The theoretical studies by Thomas on the properties of genetic regulatory circuits were also accompanied by practical considerations regarding the synthesis of novel circuits, with specific properties, in the bacterium E. coli. However, due to various technical problems, the attempts of Thomas' group to build synthetic gene circuits were unsuccessful. It is only at the turn of the millennium that several groups reported the successful synthesis of simple positive circuits ("toggle switch") and negative circuits ("repressillator" and auto-inhibitory loop).

=== From the logical viewpoint back to the differential viewpoint ===
Once the dynamical properties of complex sets of circuits had been disentangled in logical terms, it was tempting to come back to a more usual and quantitative description in terms of differential equations, taking advantage of the knowledge gained regarding qualitative behaviour. Two articles by Thomas and Marcelline Kaufman compare the logical and differential predictions of the number and nature of the steady states. Following articles by Thomas and Marcelle Kaufman, and by Thomas and Pascal Nardone showed that the phase space of the system can be partitioned into domains according to the signs and to the real or complex nature of the eigenvalues of the Jacobian matrix.

Indeed, regulatory circuits can be defined formally as sets of non-empty elements of the Jacobian matrix (or of the interaction graph) of dynamical systems such that the line and column indices are in circular permutation. The sign of a circuit is then given by the product of the signs of the corresponding Jacobian elements. Noteworthy, the nature of steady states depends entirely on the terms of the Jacobian matrix that belong to a circuit as only those terms appear in the characteristic equation of a system and thus take part in the calculation of its eigenvalues.

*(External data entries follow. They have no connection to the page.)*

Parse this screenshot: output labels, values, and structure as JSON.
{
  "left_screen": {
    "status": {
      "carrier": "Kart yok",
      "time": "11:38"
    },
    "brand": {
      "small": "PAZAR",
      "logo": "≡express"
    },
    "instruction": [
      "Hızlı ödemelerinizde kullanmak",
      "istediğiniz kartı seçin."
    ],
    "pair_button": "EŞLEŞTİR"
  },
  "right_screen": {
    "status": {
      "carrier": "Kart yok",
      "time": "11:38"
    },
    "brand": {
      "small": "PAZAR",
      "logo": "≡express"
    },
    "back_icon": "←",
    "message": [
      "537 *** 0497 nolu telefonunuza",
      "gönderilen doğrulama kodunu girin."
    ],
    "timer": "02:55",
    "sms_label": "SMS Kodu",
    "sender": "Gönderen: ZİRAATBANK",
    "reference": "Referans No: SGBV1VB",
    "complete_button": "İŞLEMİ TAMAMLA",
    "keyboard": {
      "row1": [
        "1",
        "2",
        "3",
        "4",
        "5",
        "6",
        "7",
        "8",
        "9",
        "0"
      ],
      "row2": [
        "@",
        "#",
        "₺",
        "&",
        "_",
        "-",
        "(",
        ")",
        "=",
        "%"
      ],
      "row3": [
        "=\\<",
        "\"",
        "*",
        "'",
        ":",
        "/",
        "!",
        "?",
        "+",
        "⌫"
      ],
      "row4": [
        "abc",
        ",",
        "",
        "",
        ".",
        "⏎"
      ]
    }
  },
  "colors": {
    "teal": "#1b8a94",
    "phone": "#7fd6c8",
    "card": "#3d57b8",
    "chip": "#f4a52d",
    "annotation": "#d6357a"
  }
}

Thomas further suggested that both a positive circuit and a negative circuit are needed to generate deterministic chaos. With this in mind, a number of surprisingly simple sets of first order differential equations were constructed and shown to display deterministic chaos. The most spectacular one was probably the complex symmetric attractors ("Labyrinth chaos") generated by a set of n (n>=3) first order differential equations. This system was further analysed in depth by Sprott and coworkers.

=== Thomas' school ===
From the very beginning of his career, Thomas recruited and mentored many talented students, with chemistry or biology degree. Most were women, such that a colleague from the US used to call his lab "the belle laboratoire". While he was inflexible about scientific rigor, he readily provided his students with a vast freedom of thoughts, experimental design and publication. Many of them, including Martine Thilly, Suzanne Mousset, Albert Herzog, Alex Bollen, Christine Dambly, Josiane Szpirer, Ariane Toussaint, Jean-Pierre Lecocq, Jean Richelle and Denis Thieffry went on pursuing scientific careers in Belgium and France, in the field of molecular genetics on a large set of organisms, from phages to bacteria, fungi, drosophila, zebra fish and humans.

As Thomas shifted his research interest from biochemistry to phage genetics, then to mathematical biology and finally to dynamical systems, he addressed complex theoretical questions with an experimental mind frame, moving from wet experiments to computational simulations. His contributions to these different fields had and still have an important influence worldwide, in particular in the context of the recent emergence of systems biology.

A series of testimonies and tribute articles can be found in a special issue of the Journal of Theoretical Biology dedicated to the memory of René Thomas and published in 2019.